Treasury outlines plans to buy bad bank debt
The U.S. Treasury Department unveiled its plan today to buy up to $1 trillion of mortgage securities, whose collapse in value helped trigger the recession.
The news brought a positive response from the stock market. At 11:26 a.m. Iowa time, the Dow Jones industrial average was up 4.24 percent, with financial stocks showing the biggest gains.
Under the department’s Public-Private Investment Program, taxpayer funds will be used to seed partnerships with private investors that will buy toxic assets backed by mortgages and other loans, CNNMoney.com reported.
The program will receive a jump-start of $75 billion to $100 billion from the department’s remaining bank-rescue funds. The goal is to buy at least $500 billion of existing assets and loans, such as subprime mortgages that are now in danger of default.

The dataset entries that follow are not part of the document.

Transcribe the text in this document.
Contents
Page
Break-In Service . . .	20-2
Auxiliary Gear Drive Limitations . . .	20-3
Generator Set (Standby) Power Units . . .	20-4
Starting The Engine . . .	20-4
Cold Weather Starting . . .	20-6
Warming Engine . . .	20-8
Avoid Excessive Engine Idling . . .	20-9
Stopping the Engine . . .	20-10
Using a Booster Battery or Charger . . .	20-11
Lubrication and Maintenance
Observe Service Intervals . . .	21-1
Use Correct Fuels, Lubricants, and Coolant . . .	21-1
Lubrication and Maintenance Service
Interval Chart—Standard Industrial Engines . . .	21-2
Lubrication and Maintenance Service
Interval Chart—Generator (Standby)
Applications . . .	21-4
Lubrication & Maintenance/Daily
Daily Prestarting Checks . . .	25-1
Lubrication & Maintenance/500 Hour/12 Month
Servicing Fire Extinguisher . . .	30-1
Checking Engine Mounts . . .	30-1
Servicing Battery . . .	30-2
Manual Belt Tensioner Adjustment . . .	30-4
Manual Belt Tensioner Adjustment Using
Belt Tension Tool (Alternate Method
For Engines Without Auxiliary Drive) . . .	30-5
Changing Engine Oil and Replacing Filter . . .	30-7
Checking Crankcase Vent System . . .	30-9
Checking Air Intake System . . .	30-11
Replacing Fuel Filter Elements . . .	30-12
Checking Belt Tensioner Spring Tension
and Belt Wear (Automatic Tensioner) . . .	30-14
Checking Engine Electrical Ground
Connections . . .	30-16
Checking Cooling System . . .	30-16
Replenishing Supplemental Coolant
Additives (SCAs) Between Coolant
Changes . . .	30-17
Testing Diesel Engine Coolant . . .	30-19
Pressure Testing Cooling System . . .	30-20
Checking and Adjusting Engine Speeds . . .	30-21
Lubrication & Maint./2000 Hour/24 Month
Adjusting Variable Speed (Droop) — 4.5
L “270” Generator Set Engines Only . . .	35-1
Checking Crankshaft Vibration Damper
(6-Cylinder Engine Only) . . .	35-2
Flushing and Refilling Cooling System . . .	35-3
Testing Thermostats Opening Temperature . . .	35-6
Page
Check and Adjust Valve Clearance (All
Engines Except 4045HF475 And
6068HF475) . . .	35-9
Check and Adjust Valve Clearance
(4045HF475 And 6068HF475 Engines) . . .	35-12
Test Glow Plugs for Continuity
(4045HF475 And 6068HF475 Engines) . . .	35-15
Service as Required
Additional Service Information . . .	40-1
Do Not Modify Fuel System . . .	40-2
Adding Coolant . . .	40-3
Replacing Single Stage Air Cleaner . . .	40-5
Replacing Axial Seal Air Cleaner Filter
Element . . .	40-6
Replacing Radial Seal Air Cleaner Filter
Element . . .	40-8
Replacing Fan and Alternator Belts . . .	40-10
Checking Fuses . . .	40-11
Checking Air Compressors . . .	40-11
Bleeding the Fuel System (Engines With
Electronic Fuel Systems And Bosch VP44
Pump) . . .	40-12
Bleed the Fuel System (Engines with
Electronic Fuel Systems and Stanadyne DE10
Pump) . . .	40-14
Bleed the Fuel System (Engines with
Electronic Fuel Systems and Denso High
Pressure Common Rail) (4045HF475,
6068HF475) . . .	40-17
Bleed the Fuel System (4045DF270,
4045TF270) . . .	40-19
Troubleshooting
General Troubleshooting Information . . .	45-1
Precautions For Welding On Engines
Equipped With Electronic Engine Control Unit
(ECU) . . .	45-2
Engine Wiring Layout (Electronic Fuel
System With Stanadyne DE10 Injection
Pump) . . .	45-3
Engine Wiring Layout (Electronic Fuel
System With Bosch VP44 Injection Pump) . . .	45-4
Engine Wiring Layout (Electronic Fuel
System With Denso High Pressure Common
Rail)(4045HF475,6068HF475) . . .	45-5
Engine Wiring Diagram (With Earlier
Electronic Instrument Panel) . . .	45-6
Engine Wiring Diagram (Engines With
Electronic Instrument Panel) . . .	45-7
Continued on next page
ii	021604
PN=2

The Treasury Department said in a news release that the program could potentially expand to $1 trillion over time. The government hopes that the program will help cleanse the balance sheets of many of the nation’s largest banks, which continue to suffer billions of dollars in losses, and help get credit flowing again.
Because the program depends on private investors stepping up, it may be weeks or months before it’s clear whether the approach will work.
“You will start to see this buying up the assets” shortly after private asset managers are chosen by May, Austan Goolsbee, a member of the White House Council of Economic Advisers, told Bloomberg Television.
“There is no doubt the government is taking risk. You cannot solve a financial crisis without the government assuming risk,” Treasury Secretary Timothy Geithner told reporters at a news conference in Washington, D.C.